Les jours, les semaines, les mois passent et Boualem Sansal, à 80 ans, est toujours enfermé en Algérie, coupé du monde et malade du cancer. Une soudaine embellie dans la relation franco-algérienne, il y a quelques semaines, avait laissé entrevoir la possibilité d’une libération de l’écrivain : certains intermédiaires bien informés prenaient un air entendu pour murmurer que c’était une affaire de jours, voire d’heures, les deux présidents s’étaient enfin parlé et Emmanuel Macron se voyait déjà l’accueillir sur le tarmac de Villacoublay sous les flashs des photographes. Et puis le vent a tourné. Une nouvelle crise a tué cet espoir.

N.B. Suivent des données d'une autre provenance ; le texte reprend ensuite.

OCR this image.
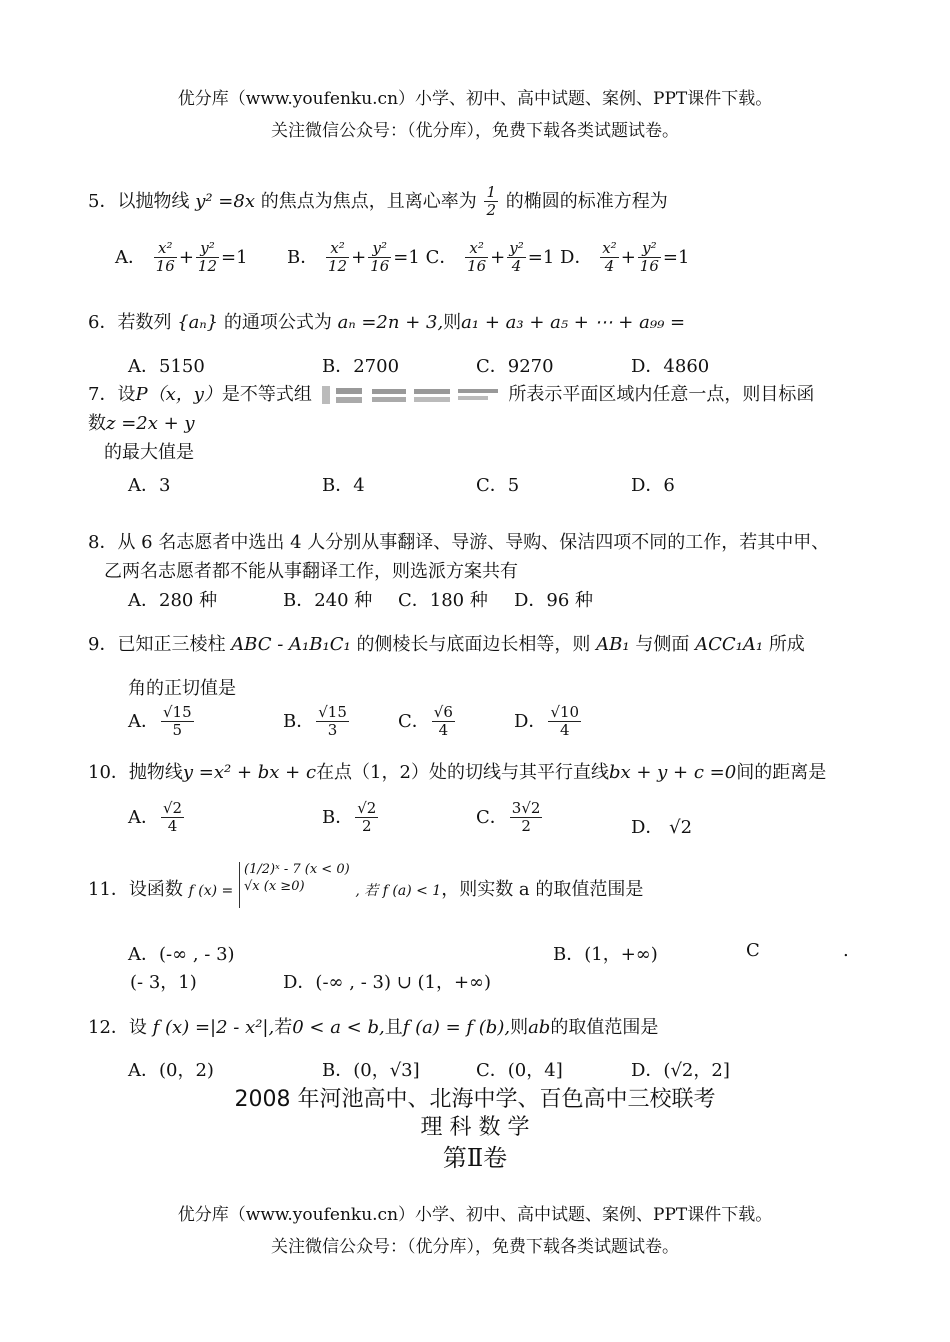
优分库（www.youfenku.cn）小学、初中、高中试题、案例、PPT课件下载。
关注微信公众号：（优分库），免费下载各类试题试卷。
5．以抛物线 y² =8x 的焦点为焦点，且离心率为 $\frac{1}{2}$ 的椭圆的标准方程为
A． $\frac{\text{x²}}{16} + \frac{\text{y²}}{12} =1$ B． $\frac{\text{x²}}{12} + \frac{\text{y²}}{16} =1$ C． $\frac{\text{x²}}{16} + \frac{\text{y²}}{4} =1$ D． $\frac{\text{x²}}{4} + \frac{\text{y²}}{16} =1$
6．若数列 {aₙ} 的通项公式为 aₙ =2n + 3,则a₁ + a₃ + a₅ + ⋯ + a₉₉ =
A．5150	B．2700	C．9270	D．4860
7．设P（x，y）是不等式组	所表示平面区域内任意一点，则目标函
数z =2x + y
的最大值是
A．3	B．4	C．5	D．6
8．从 6 名志愿者中选出 4 人分别从事翻译、导游、导购、保洁四项不同的工作，若其中甲、
乙两名志愿者都不能从事翻译工作，则选派方案共有
A．280 种	B．240 种 C．180 种 D．96 种
9．已知正三棱柱 ABC - A₁B₁C₁ 的侧棱长与底面边长相等，则 AB₁ 与侧面 ACC₁A₁ 所成
角的正切值是
A． $\frac{√15}{5}$	B． $\frac{√15}{3}$	C． $\frac{√6}{4}$	D． $\frac{√10}{4}$
10．抛物线y =x² + bx + c在点（1，2）处的切线与其平行直线bx + y + c =0间的距离是
A． $\frac{√2}{4}$	B． $\frac{√2}{2}$	C． $\frac{3√2}{2}$	D． √2
11．设函数 f (x) =
(1/2)ˣ - 7 (x < 0)
√x (x ≥0)	, 若 f (a) < 1，则实数 a 的取值范围是
A．(-∞ , - 3)	B．(1，+∞)	C	.
(- 3，1)	D．(-∞ , - 3) ∪ (1，+∞)
12．设 f (x) =|2 - x²|,若0 < a < b,且f (a) = f (b),则ab的取值范围是
A．(0，2)	B．(0，√3]	C．(0，4]	D．(√2，2]
2008 年河池高中、北海中学、百色高中三校联考
理 科 数 学
第Ⅱ卷
优分库（www.youfenku.cn）小学、初中、高中试题、案例、PPT课件下载。
关注微信公众号：（优分库），免费下载各类试题试卷。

Le drame de Boualem Sansal, c’est qu’il s’est trouvé au mauvais endroit au mauvais moment, au confluent de crises, rivalités et rancœurs cuites et recuites qu’il ne maîtrisait sans doute pas toutes. Ou dont il n’imaginait pas qu’il pourrait en pâtir, lui qui se voyait dans les yeux des Algériens comme un simple «vieux fou». Certes, il y avait un contentieux à son sujet, le régime lui reprochait son franc-parler, sur la décennie noire notamment qu’il est interdit d’évoquer en Algérie, sa proximité avec Israël, lui qui avait osé se rendre à Jérusalem, et ses dernières déclarations sur le Maroc.
Mais comme le montre notre enquête, Sansal a payé aussi l’enkystement du passif franco-algérien, les erreurs d’appréciation d’Emmanuel Macron qui a soudain tourné le dos à Alger pour se rabibocher avec Rabat, les coups de menton de Bruno Retailleau, le succès de Kamel Daoud en France (l’autre écrivain honni par le régime), bref, le dossier est lourd à la base. Comment sortir de cette situation kafkaïenne, chacun des deux présidents se retrouvant prisonnier de ses (mauvais) choix ? Comment faire en sorte qu’aucun d’eux ne perde la face ? Comment redonner à Boualem Sansal sa liberté de parole ? Même si les mots «liberté» et «régime autoritaire» vont rarement bien ensemble, tout doit être entrepris, à tous les niveaux, pour libérer cet homme qui déclarait n’avoir jamais cessé d’«aimer son pays».